倭国はくれくれ、と言ったけど、中国はくれていないわけです。と、いうことは、単に儀礼だけのことではなくて、要するに高句麗の理解とすれば、当然、「朝鮮半島は楽浪を原点として、我々が支配する。で、倭国はその秩序の中において、我々の承認のもとに行動すべきだ。」という論理で、当然出てくると思うのですよ。
しかし、これは五世紀の話ですから、ちょっとあとです。こういう、あとあとの様子からみても、この時に高句麗の目からみれば、今のべたような、高句麗側の論理があった、と考えても、単なる空想では、恐らくないと思うのです。

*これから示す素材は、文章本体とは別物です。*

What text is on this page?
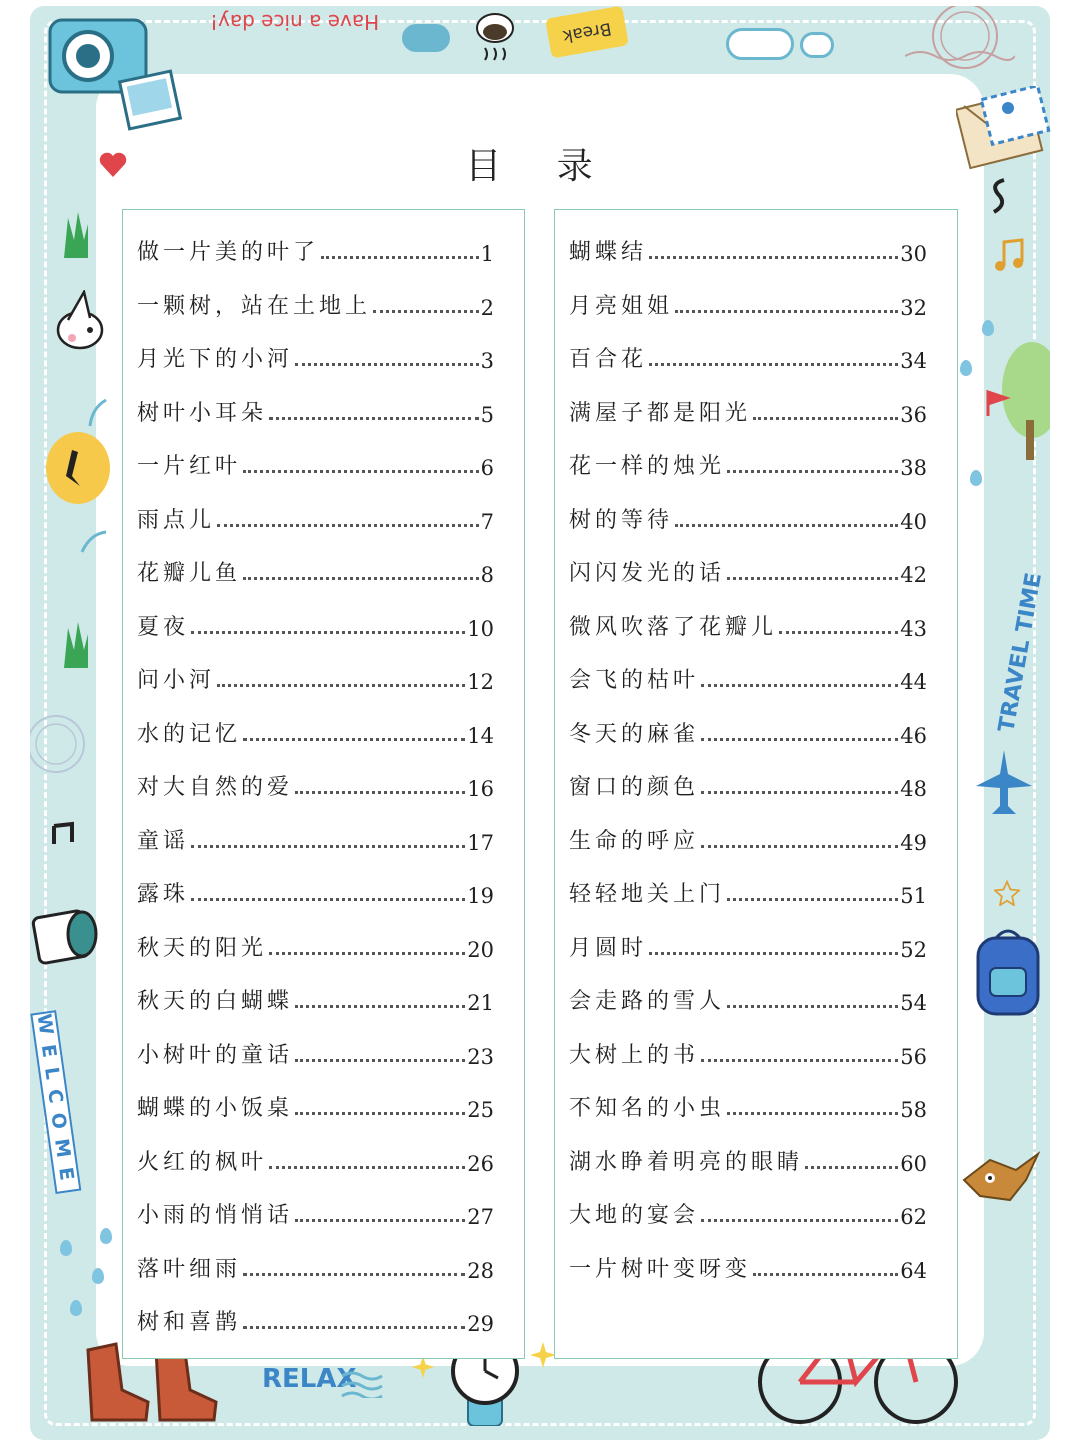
Have a nice day!	Break
WELCOME
RELAX
TRAVEL TIME
目 录
做一片美的叶了	1
一颗树，站在土地上	2
月光下的小河	3
树叶小耳朵	5
一片红叶	6
雨点儿	7
花瓣儿鱼	8
夏夜	10
问小河	12
水的记忆	14
对大自然的爱	16
童谣	17
露珠	19
秋天的阳光	20
秋天的白蝴蝶	21
小树叶的童话	23
蝴蝶的小饭桌	25
火红的枫叶	26
小雨的悄悄话	27
落叶细雨	28
树和喜鹊	29
蝴蝶结	30
月亮姐姐	32
百合花	34
满屋子都是阳光	36
花一样的烛光	38
树的等待	40
闪闪发光的话	42
微风吹落了花瓣儿	43
会飞的枯叶	44
冬天的麻雀	46
窗口的颜色	48
生命的呼应	49
轻轻地关上门	51
月圆时	52
会走路的雪人	54
大树上的书	56
不知名的小虫	58
湖水睁着明亮的眼睛	60
大地的宴会	62
一片树叶变呀变	64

そういう意味で、高句麗側からみると、東アジア公認のルールに倭国は反している、と、こう言っているわけです。
と、いうことは「倭」を海賊と思っている証拠ではなく、れっきたる「倭国」と思っている証拠なんです。この点も、中国にしろ共和国にしろ、今後も「海賊説」を主張し続けたいたらば、この問題に対する適確な解答をして欲しい、ということがあったわけでございます。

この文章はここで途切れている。